Warmest Comforter Material
If you sleep cold or have a cold bedroom you will need the warmest comforter material you can find. Buying a warm comforter is a great investment and pays for itself by lowering heating costs. Most heaters work by burning gas or if you have a fireplace, burning wood. Along with the heat, this creates carbon monoxide which is then released into the house. When you have a warm comforter you can lower the heat, saving on your heating bill and also helping you get a better nights sleep due to having cleaner air in your house.
Comforters come in many different types of materials. Many are natural, but others are man-made. Not all comforter materials retain warmth at the same levels.
Bed warmth is created by trapped air pockets that are filled with heat. This heat stays in the comforter keeping you warm. The amount of warmth created depends on two things, the amount of air trapped, and how long it takes the air to escape the comforter.
A thick, fluffy comforter will have lots of room for air to get trapped in. This will allow a lot of warm air to stay within the comforter. A very flat and thin comforter (like a blanket) will not be able to trap air as well. There is less room for warm air in a thin comforter.
But fluffiness and thickness is not the only aspect of warmth. Different comforter materials have different levels of breathability. Natural materials tend to breath better. The better a comforter breaths, the faster the air within the comforter escapes.
A warm comforter will have a balance of thickness and slowly escaping air. But warmth is not the only thing to consider when creating a comforter. If a comforter does not breath, then you will wake up sweaty. The moisture released from your body will not be able to escape. There is a fine balancing act between creating warmth and breathability.
Down is a natural material that combines breathability and warmth like nothing else. No man-made material is able to combine the qualities of down. Down has thousands of years of evolution behind it. It has the best combination of warmth and breathability.
Take a look at our down comforter recommendations.
Polyester is a man-made material. It is cheap and easy to care for. It is also very warm. A quality polyester comforter can be just as warm as a down comforter. The problem with polyester is that it does not breath well. Because of this you will rarely find very thick polyester comforters. A polyester comforter which is too thick will trap moisture, leading to mold and sweaty nights.

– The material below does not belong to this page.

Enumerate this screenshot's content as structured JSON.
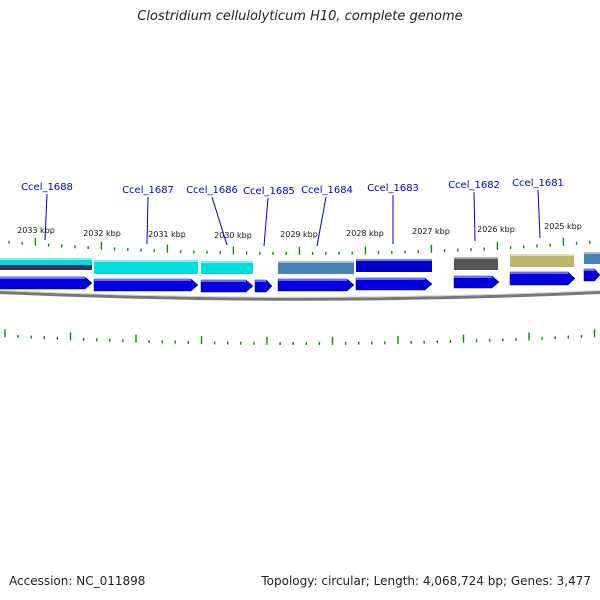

Silk comforters are thin and do not fluff. They are able to contain warmth better than cotton or even wool (pound for pound). Silk is very breathable and light-weight. Silk comforters are usually created to be year-round, or three-season and are generally not made to be the warmest comforter on the market. Because of this, it is difficult to find a super-warm silk comforter.
Take a look at our silk comforter guide.
Wool is good at regulating heat. It is warmer than cotton, but is not the warmest comforter material. Wool is also nice because it stays warm when wet, so if you sweat a lot, a wool comforter will help keep you warm. Wool is also a heavier material and not as fluffy.
Check out our wool comforter guide.
Cotton is a natural plant material. It's cheap and easy to care for. However it is not very warm. If you are looking for a warm comforter, look for a material other than cotton.
So What's Warmest?
If you can afford it, get a quality winter down comforter. It will have the best combination of warmth and breathability. A cheaper option is to layer a couple different comforters. You can combine a breathable comforter, like wool with a polyester comforter on top. Layering comforters creates a large pocket of warmth between the two (or more) comforters. This pocket of air between the comforters is going to add more warmth than either of the comforters would on their own.
Warmth is not the only characteristic of comforter materials. Allergies, price, fluffiness and ease of cleaning should also be considered.